Porsi energi terbarukan dalam bauran energi nasional ditargetkan 23 persen pada 2025, yang meningkat menjadi 31 persen pada 2050.
Oleh
ARIS PRASETYO
·2 menit baca
JAKARTA, KOMPAS — Transisi energi dari sumber yang kotor dan tak terbarukan ke sumber terbarukan yang lebih bersih bisa dilakukan dengan cepat. Syaratnya, pemerintah memberi kemudahan investasi dalam bentuk pembiayaan dan fiskal.
Namun, di sisi lain, batubara berpeluang menjadi sumber energi bersih melalui sejumlah rekayasa teknologi.
Menurut Ketua Indonesian Mining Institute Irwandy Arif, upaya Indonesia memprioritaskan sumber energi terbarukan dan mengurangi ketergantungan pada energi fosil terbilang lamban. Padahal, dunia sedang bertransformasi meninggalkan energi fosil yang kotor menuju energi terbarukan yang bersih dan ramah lingkungan. Beberapa negara memiliki visi memanfaatkan energi terbarukan 100 persen dalam bauran energi nasional mereka.
”Transisi (dari energi fosil ke terbarukan) bisa dipercepat lewat dukungan kebijakan dan regulasi yang ramah investasi. Termasuk mendukung pembiayaan untuk proyek-proyek energi terbarukan,” kata Irwandy, Jumat (15/11/2019), di Jakarta.
Di sisi lain, Irwandy berpendapat, dalam 20 tahun sampai 40 tahun mendatang batubara masih dibutuhkan di sejumlah negara Asia. Pasalnya, beberapa negara tengah membangun pembangkit listrik tenaga uap yang berbahan bakar dari pembakaran batubara. Oleh karena itu, lanjut dia, transisi energi menuju energi terbarukan di Indonesia masih perlu waktu.
Dalam Kebijakan Energi Nasional, Indonesia mematok target peran energi terbarukan 23 persen dalam bauran energi nasional di 2025, yang dinaikkan menjadi 31 persen pada 2050. Faktanya, sampai sekarang peran energi terbarukan masih sekitar 8 persen. Sejumlah kalangan meragukan target 23 persen pada 2025 bisa dipenuhi kendati secara teknis memungkinkan.

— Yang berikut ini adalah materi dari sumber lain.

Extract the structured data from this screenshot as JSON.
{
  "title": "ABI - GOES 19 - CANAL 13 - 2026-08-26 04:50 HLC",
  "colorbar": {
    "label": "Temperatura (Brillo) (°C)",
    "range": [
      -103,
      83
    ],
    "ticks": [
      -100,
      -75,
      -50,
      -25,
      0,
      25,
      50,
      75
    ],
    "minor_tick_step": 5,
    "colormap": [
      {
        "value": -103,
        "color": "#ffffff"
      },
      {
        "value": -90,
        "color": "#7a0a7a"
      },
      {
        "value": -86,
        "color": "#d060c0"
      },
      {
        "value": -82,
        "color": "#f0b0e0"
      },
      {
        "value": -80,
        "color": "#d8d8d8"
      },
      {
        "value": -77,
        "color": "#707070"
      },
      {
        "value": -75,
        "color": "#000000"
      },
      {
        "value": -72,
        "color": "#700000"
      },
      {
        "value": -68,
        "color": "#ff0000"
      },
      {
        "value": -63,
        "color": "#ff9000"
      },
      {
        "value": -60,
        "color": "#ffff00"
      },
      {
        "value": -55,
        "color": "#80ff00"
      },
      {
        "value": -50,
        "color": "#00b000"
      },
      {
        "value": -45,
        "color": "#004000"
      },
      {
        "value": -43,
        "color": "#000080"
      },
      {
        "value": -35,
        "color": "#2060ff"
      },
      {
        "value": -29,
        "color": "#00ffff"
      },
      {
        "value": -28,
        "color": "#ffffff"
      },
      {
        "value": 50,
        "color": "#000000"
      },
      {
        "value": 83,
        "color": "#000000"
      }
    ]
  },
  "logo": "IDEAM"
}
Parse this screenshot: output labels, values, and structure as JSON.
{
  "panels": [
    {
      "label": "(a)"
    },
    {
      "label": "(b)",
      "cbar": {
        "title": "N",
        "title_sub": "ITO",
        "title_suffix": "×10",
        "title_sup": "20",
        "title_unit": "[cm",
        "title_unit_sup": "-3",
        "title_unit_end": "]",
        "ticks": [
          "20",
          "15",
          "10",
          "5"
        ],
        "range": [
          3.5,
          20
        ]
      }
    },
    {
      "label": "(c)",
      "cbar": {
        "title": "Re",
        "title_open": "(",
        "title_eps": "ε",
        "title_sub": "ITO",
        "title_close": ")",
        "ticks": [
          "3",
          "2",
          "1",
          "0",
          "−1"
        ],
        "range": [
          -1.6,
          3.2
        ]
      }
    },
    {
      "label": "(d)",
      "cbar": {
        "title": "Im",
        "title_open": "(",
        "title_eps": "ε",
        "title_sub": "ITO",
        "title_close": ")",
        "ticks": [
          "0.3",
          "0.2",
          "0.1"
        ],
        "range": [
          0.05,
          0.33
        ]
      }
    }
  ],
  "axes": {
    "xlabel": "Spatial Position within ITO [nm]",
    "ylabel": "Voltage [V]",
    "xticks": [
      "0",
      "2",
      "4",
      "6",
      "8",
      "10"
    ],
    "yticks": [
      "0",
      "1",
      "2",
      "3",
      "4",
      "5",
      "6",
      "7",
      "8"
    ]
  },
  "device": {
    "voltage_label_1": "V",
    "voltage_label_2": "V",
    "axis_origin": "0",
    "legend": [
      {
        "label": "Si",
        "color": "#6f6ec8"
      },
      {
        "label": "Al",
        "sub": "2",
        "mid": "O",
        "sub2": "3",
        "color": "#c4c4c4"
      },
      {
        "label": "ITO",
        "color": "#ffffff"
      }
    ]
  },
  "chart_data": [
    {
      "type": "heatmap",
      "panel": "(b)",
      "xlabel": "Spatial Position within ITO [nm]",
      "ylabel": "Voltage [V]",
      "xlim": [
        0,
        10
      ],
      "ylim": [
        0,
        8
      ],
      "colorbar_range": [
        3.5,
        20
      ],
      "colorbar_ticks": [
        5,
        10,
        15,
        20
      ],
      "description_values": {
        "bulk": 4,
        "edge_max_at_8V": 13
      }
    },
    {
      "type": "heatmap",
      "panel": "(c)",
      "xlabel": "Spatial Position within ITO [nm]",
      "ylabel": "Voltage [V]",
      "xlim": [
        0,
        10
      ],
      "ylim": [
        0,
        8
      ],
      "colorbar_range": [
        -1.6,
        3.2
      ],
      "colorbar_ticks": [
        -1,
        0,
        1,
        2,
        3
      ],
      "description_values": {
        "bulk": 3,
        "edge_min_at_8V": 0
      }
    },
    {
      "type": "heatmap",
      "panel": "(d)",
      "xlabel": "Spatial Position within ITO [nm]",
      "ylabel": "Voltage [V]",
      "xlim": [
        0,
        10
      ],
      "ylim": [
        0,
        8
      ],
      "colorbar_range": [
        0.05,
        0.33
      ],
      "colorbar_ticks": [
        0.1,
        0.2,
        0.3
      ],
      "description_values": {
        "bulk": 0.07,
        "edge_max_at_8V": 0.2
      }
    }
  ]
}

Direktur Eksekutif Institute for Essential Service Reform Fabby Tumiwa berpendapat, perlu kebijakan yang progresif dan revolusioner untuk membawa Indonesia menuju pengembangan energi terbarukan yang optimal. Sejumlah negara, seperti Vietnam, lewat kebijakan fiskal dan regulasi yang ramah investasi berhasil membawa negara itu pada realisasi pembangkit listrik tenaga surya 4.500 megawatt di 2019. Vietnam berencana menaikkan kapasitasnya menjadi 10.000 megawatt sampai 2020.
”Vietnam saja bisa. Mengapa Indonesia tidak? Artinya, kebijakan pemerintahnya berpengaruh penting terhadap keberhasilan program transisi energi tersebut," ucap Fabby.
Perlu transisi
Ketua Dewan Penasihat Indonesia Clean Energy Forum (ICEF) Kuntoro Mangkusubroto mengatakan, ketergantungan pada minyak di era 1970-an membuat Indonesia lupa mengembangkan sumber energi lain. Penjualan minyak di era itu menjadi tulang punggung utama keuangan negara. Pada saat produksi minyak merosot, sedangkan kebutuhan minyak naik drastis, Indonesia diterpa defisit pada neraca perdagangan migasnya.
”Pemanfaatan energi fosil yang masif menyebabkan pencairan es di kutub lebih cepat dari perkiraan. Suhu bumi terus naik. Oleh karena itu, perlu transisi dari energi fosil menuju energi terbarukan yang lebih ramah lingkungan dan berkelanjutan,” kata Kuntoro.
Kuntoro melanjutkan, perlu sosialisasi ke seluruh pemangku kepentingan mengenai pentingnya transisi menuju energi terbarukan. Kesadaran bahwa energi fosil yang tidak bisa diperbarui dan memberikan dampak bagi perubahan iklim harus terus ditumbuhkan. Salah satu upayanya adalah dukungan lewat kebijakan pemerintah.
”Ingat, 10 tahun lagi bisa jadi batubara akan ditinggalkan dan menjadi musuh di seluruh dunia. Bagaimana Indonesia mengantisipasinya? Itu yang harus dipikirkan dari sekarang,” ujar Kuntoro.